The concept that “all possible outcomes – all our little histories, past, present, and future; all our hopes and dreams – are already contained and, mysteriously, already fulfilled” is profound. Delving deeply into it is beyond the scope of this post – and my own depth of understanding of this topic. But I encourage you to dive in. To tease your interest, I suggest you consider Bourgeault’s words in the context of some of the newest thinking on quantum wave-particle duality and its relationship to consciousness…
“Central to the theory of quantum physics is that all matter exhibits the properties of both particles and waves. This central concept is called the wave-particle duality. It is also universally agreed that waves of quantum objects are waves of possibility.
Each measurement causes a change in the state of matter “from a wave of possibilities to a particle of actuality”. This change is called the collapse of the wave function. In simple terms, this is the reduction of all the possibilities of the wave aspect into the temporary certainty of the particle aspect.”

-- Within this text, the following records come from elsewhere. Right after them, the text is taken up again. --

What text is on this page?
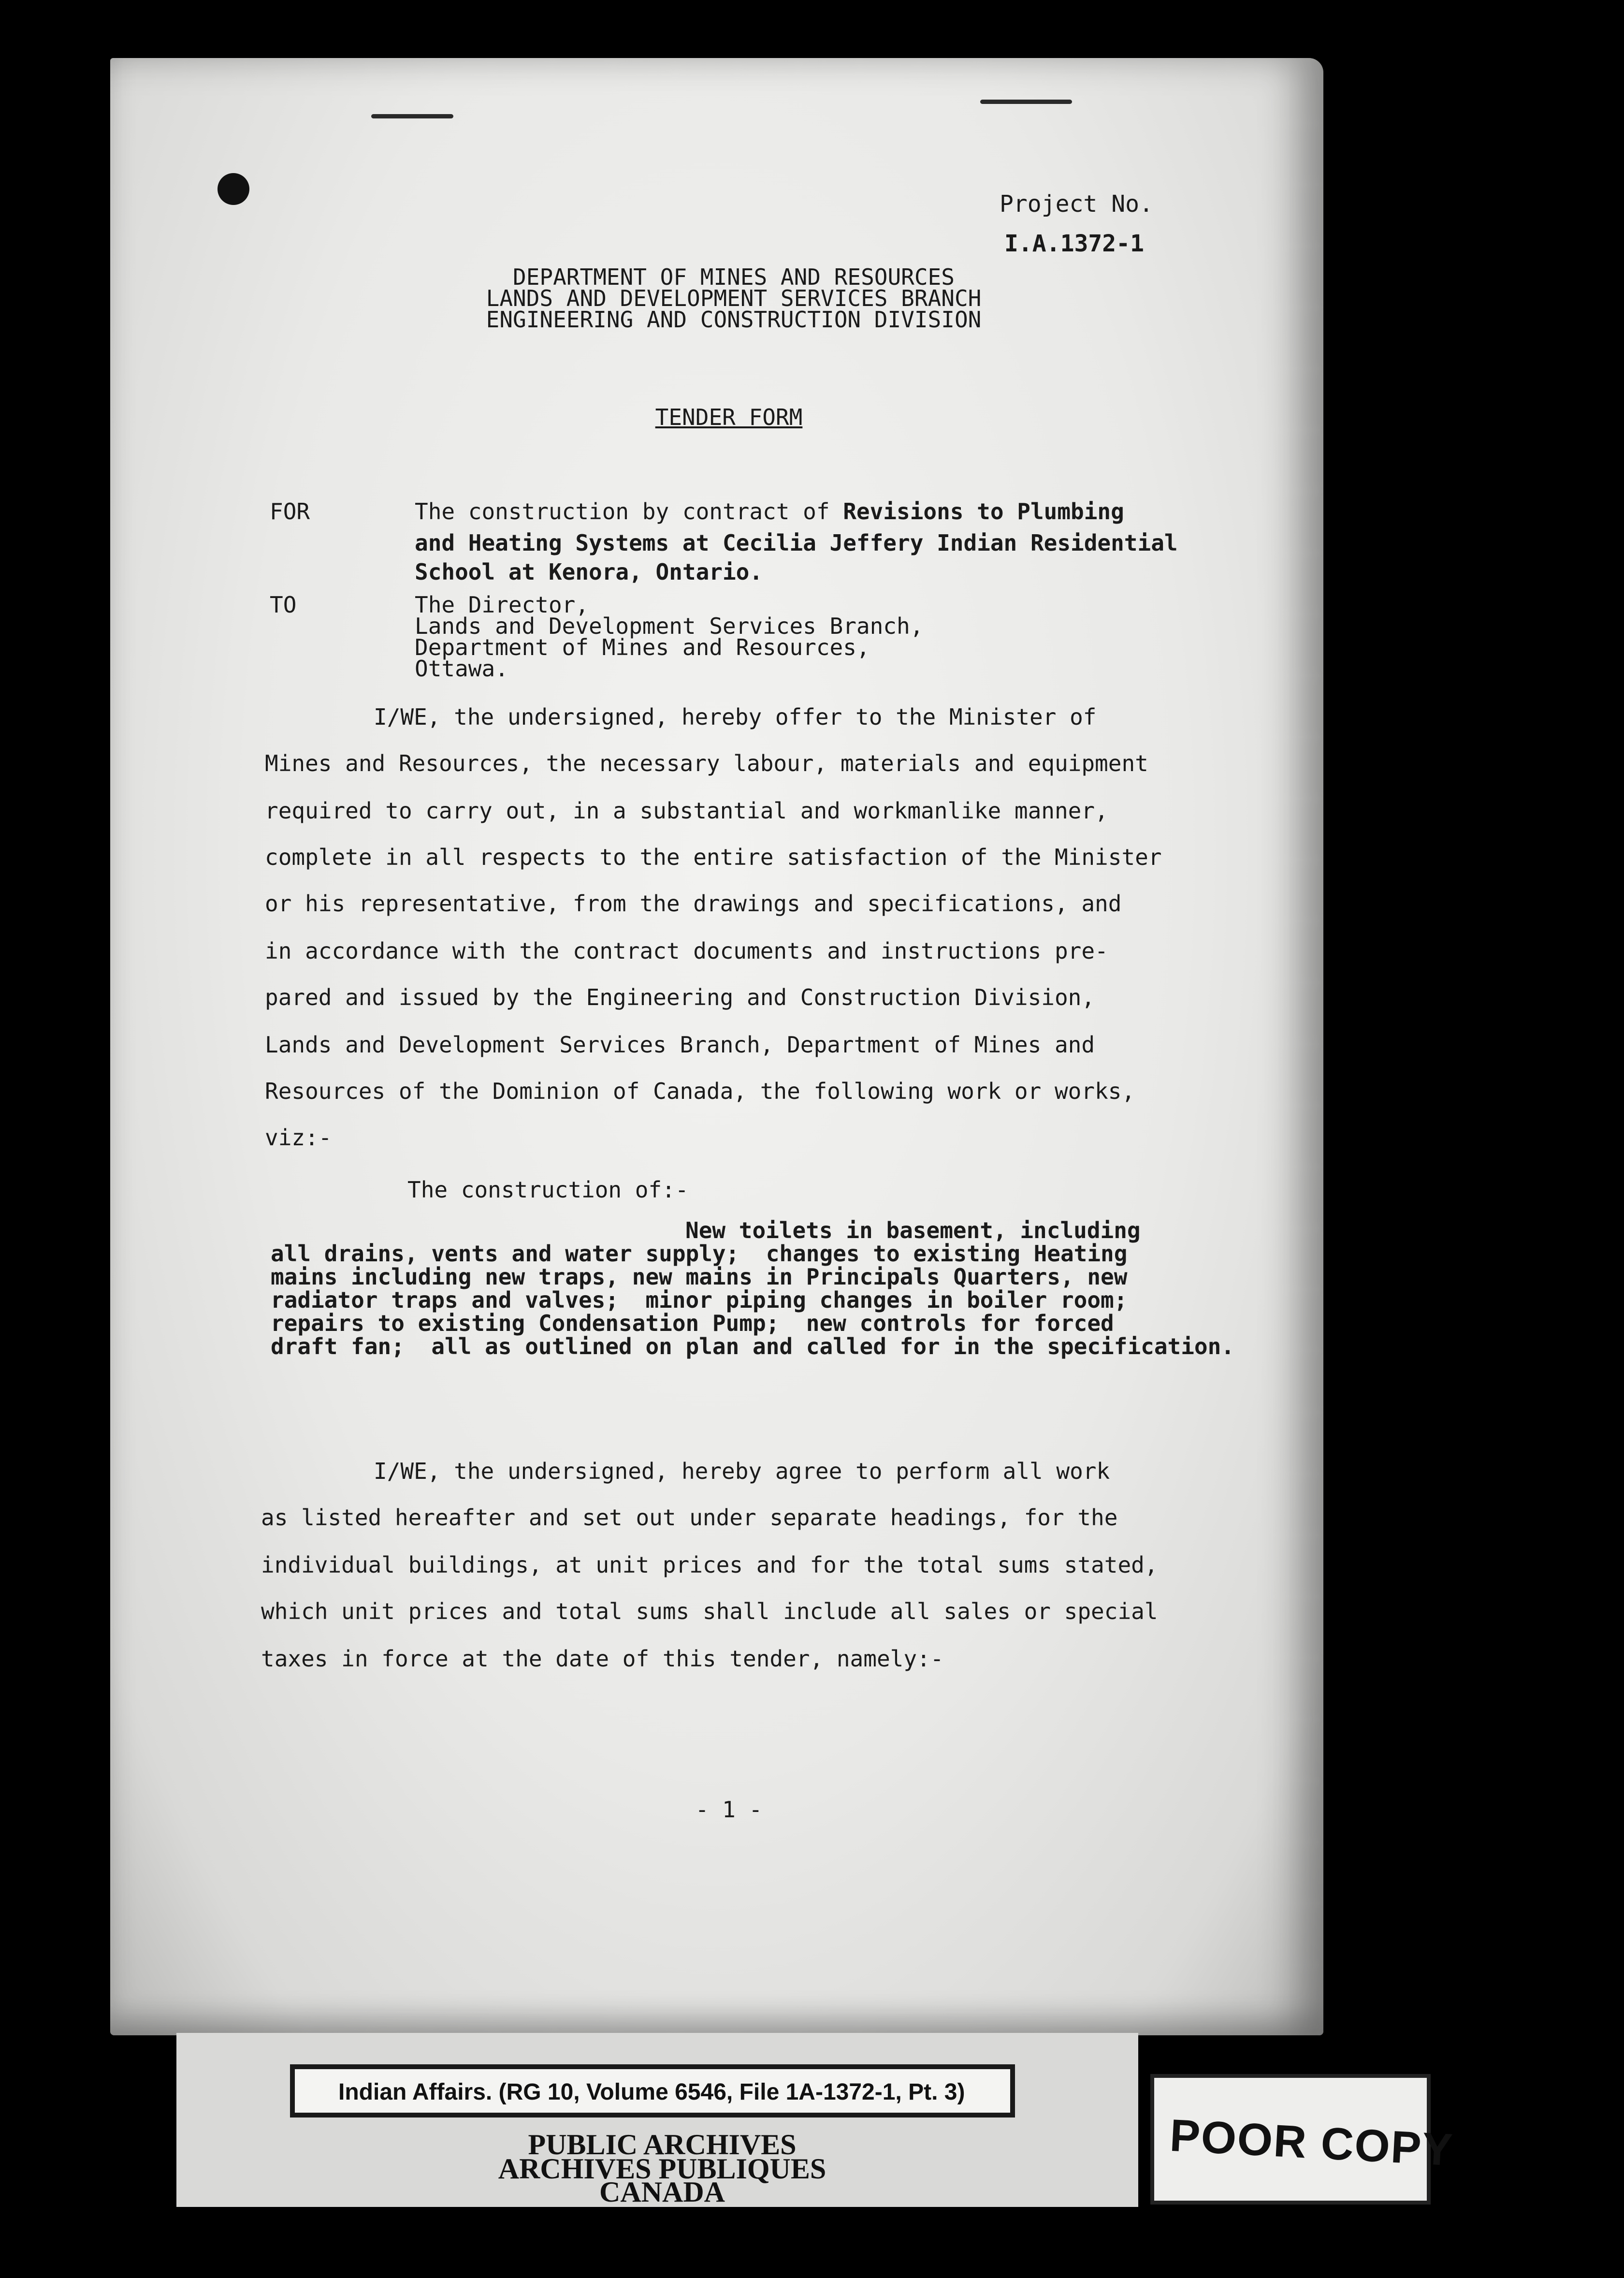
Project No.
I.A.1372-1
DEPARTMENT OF MINES AND RESOURCES
LANDS AND DEVELOPMENT SERVICES BRANCH
ENGINEERING AND CONSTRUCTION DIVISION
TENDER FORM
FOR	The construction by contract of Revisions to Plumbing
and Heating Systems at Cecilia Jeffery Indian Residential
School at Kenora, Ontario.
TO	The Director,
Lands and Development Services Branch,
Department of Mines and Resources,
Ottawa.
I/WE, the undersigned, hereby offer to the Minister of
Mines and Resources, the necessary labour, materials and equipment
required to carry out, in a substantial and workmanlike manner,
complete in all respects to the entire satisfaction of the Minister
or his representative, from the drawings and specifications, and
in accordance with the contract documents and instructions pre-
pared and issued by the Engineering and Construction Division,
Lands and Development Services Branch, Department of Mines and
Resources of the Dominion of Canada, the following work or works,
viz:-
The construction of:-
New toilets in basement, including
all drains, vents and water supply;  changes to existing Heating
mains including new traps, new mains in Principals Quarters, new
radiator traps and valves;  minor piping changes in boiler room;
repairs to existing Condensation Pump;  new controls for forced
draft fan;  all as outlined on plan and called for in the specification.
I/WE, the undersigned, hereby agree to perform all work
as listed hereafter and set out under separate headings, for the
individual buildings, at unit prices and for the total sums stated,
which unit prices and total sums shall include all sales or special
taxes in force at the date of this tender, namely:-
- 1 -
Indian Affairs. (RG 10, Volume 6546, File 1A-1372-1, Pt. 3)
PUBLIC ARCHIVES
ARCHIVES PUBLIQUES
CANADA
POOR COPY
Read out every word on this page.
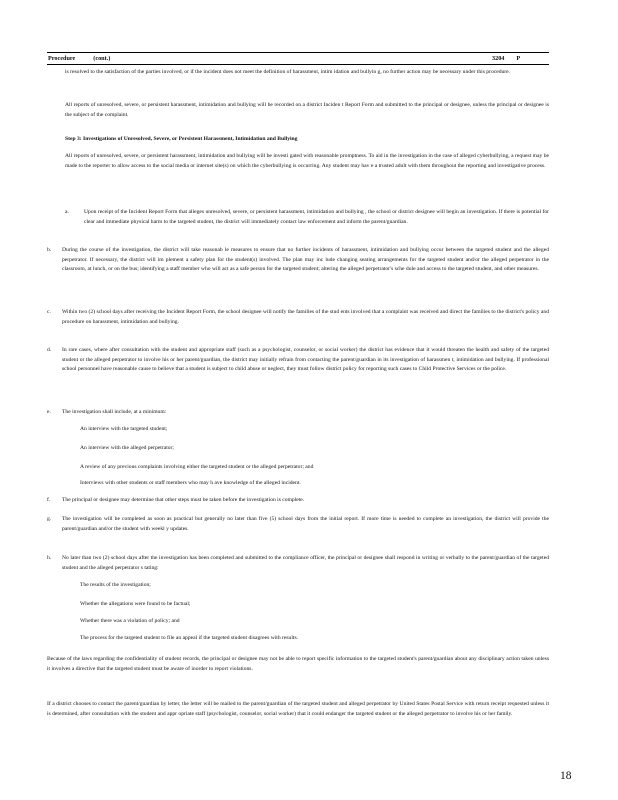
Procedure	(cont.)	3204 P

is resolved to the satisfaction of the parties involved, or if the incident does not meet the definition of harassment, intim idation and bullyin g, no further action may be necessary under this procedure.

All reports of unresolved, severe, or persistent harassment, intimidation and bullying will be recorded on a district Inciden t Report Form and submitted to the principal or designee, unless the principal or designee is the subject of the complaint.

Step 3: Investigations of Unresolved, Severe, or Persistent Harassment, Intimidation and Bullying

All reports of unresolved, severe, or persistent harassment, intimidation and bullying will be investi gated with reasonable promptness. To aid in the investigation in the case of alleged cyberbullying, a request may be made to the reporter to allow access to the social media or internet site(s) on which the cyberbullying is occurring. Any student may hav e a trusted adult with them throughout the reporting and investigative process.

a.	Upon receipt of the Incident Report Form that alleges unresolved, severe, or persistent harassment, intimidation and bullying , the school or district designee will begin an investigation. If there is potential for clear and immediate physical harm to the targeted student, the district will immediately contact law enforcement and inform the parent/guardian.

b. During the course of the investigation, the district will take reasonab le measures to ensure that no further incidents of harassment, intimidation and bullying occur between the targeted student and the alleged perpetrator. If necessary, the district will im plement a safety plan for the student(s) involved. The plan may inc lude changing seating arrangements for the targeted student and/or the alleged perpetrator in the classroom, at lunch, or on the bus; identifying a staff member who will act as a safe person for the targeted student; altering the alleged perpetrator's sche dule and access to the targeted student, and other measures.

c. Within two (2) school days after receiving the Incident Report Form, the school designee will notify the families of the stud ents involved that a complaint was received and direct the families to the district's policy and procedure on harassment, intimidation and bullying.

d. In rare cases, where after consultation with the student and appropriate staff (such as a psychologist, counselor, or social worker) the district has evidence that it would threaten the health and safety of the targeted student or the alleged perpetrator to involve his or her parent/guardian, the district may initially refrain from contacting the parent/guardian in its investigation of harassmen t, intimidation and bullying. If professional school personnel have reasonable cause to believe that a student is subject to child abuse or neglect, they must follow district policy for reporting such cases to Child Protective Services or the police.

e. The investigation shall include, at a minimum:

An interview with the targeted student;
An interview with the alleged perpetrator;
A review of any previous complaints involving either the targeted student or the alleged perpetrator; and
Interviews with other students or staff members who may h ave knowledge of the alleged incident.
f. The principal or designee may determine that other steps must be taken before the investigation is complete.

g. The investigation will be completed as soon as practical but generally no later than five (5) school days from the initial report. If more time is needed to complete an investigation, the district will provide the parent/guardian and/or the student with weekl y updates.

h. No later than two (2) school days after the investigation has been completed and submitted to the compliance officer, the principal or designee shall respond in writing or verbally to the parent/guardian of the targeted student and the alleged perpetrator s tating:

The results of the investigation;
Whether the allegations were found to be factual;
Whether there was a violation of policy; and
The process for the targeted student to file an appeal if the targeted student disagrees with results.

Because of the laws regarding the confidentiality of student records, the principal or designee may not be able to report specific information to the targeted student's parent/guardian about any disciplinary action taken unless it involves a directive that the targeted student must be aware of inorder to report violations.

If a district chooses to contact the parent/guardian by letter, the letter will be mailed to the parent/guardian of the targeted student and alleged perpetrator by United States Postal Service with return receipt requested unless it is determined, after consultation with the student and appr opriate staff (psychologist, counselor, social worker) that it could endanger the targeted student or the alleged perpetrator to involve his or her family.

18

— God is Not Dead, Amit Goswami
Or, ponder literary references…
Time present and time past
Are both perhaps present in time future,
And time future contained in time past.
If all time is eternally present
All time is unredeemable.
What might have been is an abstraction
Remaining a perpetual possibility
Only in a world of speculation.
What might have been and what has been
Point to one end, which is always present.
— The Four Quartets, T.S. Elliot
Rich food for thought and contemplation, these concepts, and while they may be elusive, they are important to many of our actions. As Board members, they challenge us to impact the journey of others in our charge while letting the tiller be handled by those closer to the day-to-day action.